Mi adolescencia se convirtió en un completo caos, no tenía amigos y desconfiaba de todo el mundo a mi alrededor. Si el padre Michael, que era un enviado de Dios, me había hecho eso, ¿qué podrían hacerme las personas que no creían en el creador? Desconfiaba de los compañeros de clase, tenía miedo de las chicas.
Cuando acabé el instituto, mi padre me llevó a trabajar con él a la fábrica de cerveza del pueblo. Después de dos años, el jefe me ascendió y me trasladé cerca de Boston, donde estaba la sede central de la empresa. Desde entonces y hasta hoy he estado trabajando allí.
Mi vida, hoy en día, se reduce al trabajo, volver a mi apartamento de doscientos dólares al mes, comida basura y cigarrillos baratos.
Desde aquel día no he vuelto a follar con nadie. Ni un beso. Me duele el contacto físico. Ni siquiera puedo abrazar a mi madre sin que mi alma se resienta.
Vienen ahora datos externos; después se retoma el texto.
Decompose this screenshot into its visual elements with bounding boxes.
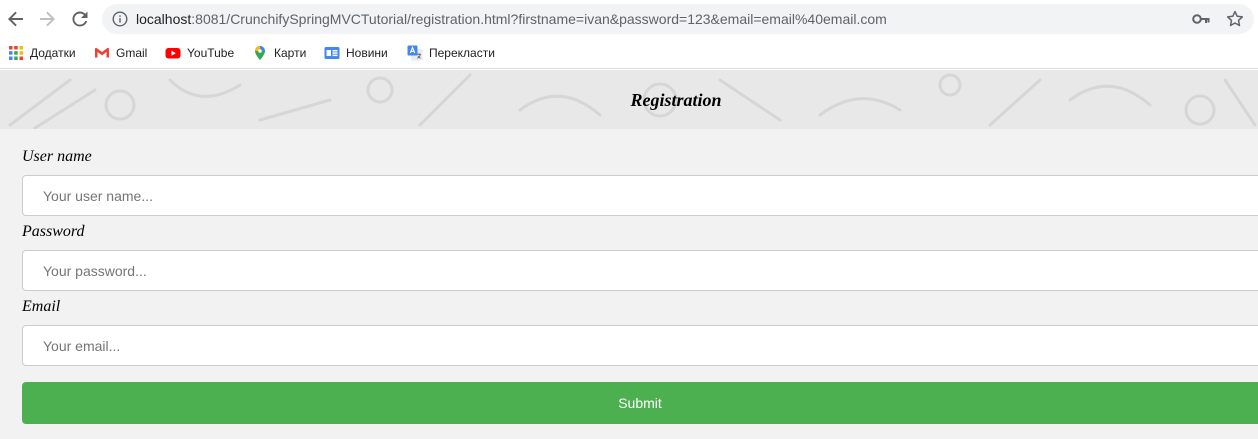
news-icon	[324, 47, 340, 59]
back-button[interactable]	[4, 7, 28, 31]
email-label: Email	[22, 298, 61, 315]
email-input[interactable]	[22, 325, 1258, 366]
star-icon[interactable]	[1226, 10, 1244, 28]
youtube-icon	[165, 48, 181, 59]
apps-grid-icon	[9, 46, 23, 60]
bookmarks-bar: Додатки Gmail YouTube Карти Новини Перек…	[0, 38, 1258, 69]
url-path: :8081/CrunchifySpringMVCTutorial/registr…	[191, 11, 887, 27]
bookmark-label: Новини	[346, 46, 388, 60]
gmail-icon	[95, 47, 109, 58]
bookmark-label: Карти	[274, 46, 307, 60]
bookmark-label: Перекласти	[429, 46, 495, 60]
bookmark-maps[interactable]: Карти	[252, 43, 306, 63]
browser-toolbar: localhost:8081/CrunchifySpringMVCTutoria…	[0, 0, 1258, 38]
forward-arrow-icon	[40, 11, 55, 27]
bookmark-translate[interactable]: Перекласти	[407, 43, 495, 63]
reload-button[interactable]	[68, 7, 92, 31]
bookmark-label: Gmail	[116, 46, 148, 60]
back-arrow-icon	[8, 11, 23, 27]
username-input[interactable]	[22, 175, 1258, 216]
url-host: localhost	[136, 11, 192, 27]
password-input[interactable]	[22, 250, 1258, 291]
registration-form: User name Password Email Submit	[2, 129, 1258, 439]
info-icon[interactable]	[112, 11, 128, 27]
url-text[interactable]: localhost:8081/CrunchifySpringMVCTutoria…	[136, 11, 887, 27]
page-content: Registration User name Password Email Su…	[0, 70, 1258, 439]
key-icon[interactable]	[1192, 12, 1210, 26]
address-bar[interactable]: localhost:8081/CrunchifySpringMVCTutoria…	[102, 4, 1254, 34]
page-title: Registration	[630, 90, 722, 110]
username-label: User name	[22, 148, 92, 165]
maps-pin-icon	[255, 46, 265, 60]
bookmark-gmail[interactable]: Gmail	[94, 43, 147, 63]
header-banner: Registration	[0, 70, 1258, 129]
reload-icon	[72, 11, 88, 27]
bookmark-label: YouTube	[187, 46, 235, 60]
translate-icon	[407, 45, 423, 61]
bookmark-label: Додатки	[30, 46, 76, 60]
bookmark-apps[interactable]: Додатки	[8, 43, 76, 63]
forward-button[interactable]	[35, 7, 59, 31]
submit-button[interactable]: Submit	[22, 382, 1258, 424]
bookmark-youtube[interactable]: YouTube	[165, 43, 234, 63]
password-label: Password	[22, 223, 85, 240]
bookmark-news[interactable]: Новини	[324, 43, 388, 63]
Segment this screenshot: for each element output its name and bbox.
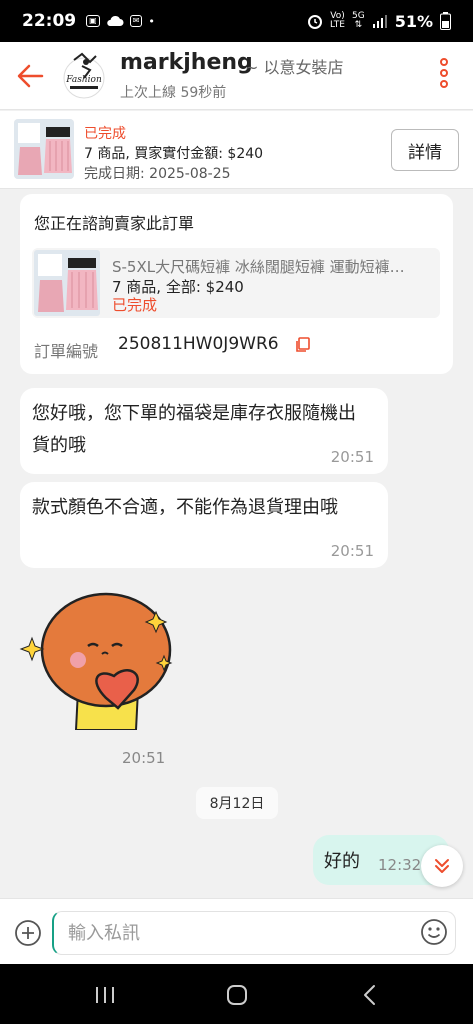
message-time: 12:32: [378, 856, 422, 874]
product-thumbnail: [34, 250, 100, 316]
sticker-time: 20:51: [122, 749, 166, 767]
system-icons: Vo) LTE 5G ⇅ 51%: [307, 12, 451, 31]
message-text: 您好哦，您下單的福袋是庫存衣服隨機出貨的哦: [32, 403, 356, 456]
chevron-double-down-icon: [435, 859, 449, 873]
signal-icon: [372, 15, 387, 28]
message-bubble[interactable]: 您好哦，您下單的福袋是庫存衣服隨機出貨的哦 20:51: [20, 388, 388, 474]
shop-name[interactable]: ~ 以意女裝店: [245, 54, 344, 78]
back-arrow-icon[interactable]: [14, 60, 46, 92]
recent-apps-icon[interactable]: [94, 986, 116, 1004]
svg-text:Fashion: Fashion: [65, 75, 102, 85]
message-time: 20:51: [330, 542, 374, 560]
battery-percent: 51%: [394, 11, 433, 31]
order-status: 已完成: [84, 126, 126, 142]
product-name: S-5XL大尺碼短褲 冰絲闊腿短褲 運動短褲…: [112, 258, 405, 276]
back-nav-icon[interactable]: [360, 984, 380, 1006]
battery-icon: [440, 12, 451, 30]
scroll-to-bottom-button[interactable]: [421, 845, 463, 887]
arrows-label: ⇅: [354, 20, 363, 30]
message-time: 20:51: [330, 448, 374, 466]
volte-icon: Vo) LTE: [330, 12, 345, 30]
home-icon[interactable]: [226, 984, 248, 1006]
message-text: 款式顏色不合適，不能作為退貨理由哦: [32, 497, 338, 518]
5g-icon: 5G ⇅: [352, 12, 365, 30]
mail-notification-icon: ✉: [129, 15, 143, 27]
message-bubble[interactable]: 款式顏色不合適，不能作為退貨理由哦 20:51: [20, 482, 388, 568]
heart-sticker[interactable]: [18, 590, 178, 730]
status-bar: 22:09 ▣ ✉ • Vo) LTE 5G ⇅ 51%: [0, 0, 473, 42]
shorts-product-image: [34, 250, 100, 316]
order-thumbnail: [14, 119, 74, 179]
order-inquiry-card: 您正在諮詢賣家此訂單 S-5XL大尺碼短褲 冰絲闊腿短褲 運動短褲… 7 商品,…: [20, 194, 453, 374]
notification-icons: ▣ ✉ •: [86, 15, 155, 28]
order-number-label: 訂單編號: [34, 342, 99, 361]
seller-name[interactable]: markjheng: [120, 50, 253, 75]
copy-icon[interactable]: [294, 336, 312, 354]
product-row[interactable]: S-5XL大尺碼短褲 冰絲闊腿短褲 運動短褲… 7 商品, 全部: $240 已…: [32, 248, 440, 318]
status-time: 22:09: [22, 11, 77, 31]
shop-logo-icon[interactable]: Fashion: [60, 48, 108, 104]
order-summary: 7 商品, 買家實付金額: $240: [84, 146, 264, 162]
message-input[interactable]: [52, 911, 456, 955]
app-notification-icon: ▣: [86, 15, 100, 27]
message-input-bar: [0, 898, 473, 964]
plus-icon[interactable]: [14, 919, 42, 947]
alarm-icon: [308, 15, 323, 29]
details-button[interactable]: 詳情: [391, 129, 459, 171]
product-status: 已完成: [112, 296, 158, 314]
last-online: 上次上線 59秒前: [120, 85, 227, 101]
emoji-icon[interactable]: [420, 918, 448, 946]
order-completed-date: 完成日期: 2025-08-25: [84, 166, 231, 182]
date-separator: 8月12日: [196, 787, 278, 819]
more-options-icon[interactable]: [439, 58, 449, 92]
chat-header: Fashion markjheng ~ 以意女裝店 上次上線 59秒前: [0, 42, 473, 110]
cloud-icon: [106, 15, 124, 26]
order-banner[interactable]: 已完成 7 商品, 買家實付金額: $240 完成日期: 2025-08-25 …: [0, 111, 473, 189]
shorts-product-image: [14, 119, 74, 179]
message-text: 好的: [324, 851, 360, 872]
lte-label: LTE: [330, 20, 345, 30]
inquiry-title: 您正在諮詢賣家此訂單: [34, 214, 195, 233]
system-navigation-bar: [0, 964, 473, 1024]
dot-icon: •: [148, 14, 155, 28]
order-number: 250811HW0J9WR6: [118, 334, 279, 354]
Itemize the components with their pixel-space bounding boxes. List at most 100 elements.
El padre Michael arruinó mi vida, y también la de muchos niños como yo.
El día antes de mudarme aquí, mi padre me llevó a beber cerveza después del trabajo. No he parado de beber desde entonces. Es el único medio que conozco para dormir. Todos los días, después del trabajo voy directo, sin cambiarme, ducharme ni nada, al bar más cercano a mi casa. La camarera, Fátima, marroquí, es muy guapa y agradable, pero sabe que si yo voy al bar es para estar solo y beber. A veces llama al taxi para que me lleve a casa, porque estoy demasiado borracho para hacerlo por mi cuenta.
−Hola a todos, mi nombre es Christian y soy alcohólico. Esta es mi historia.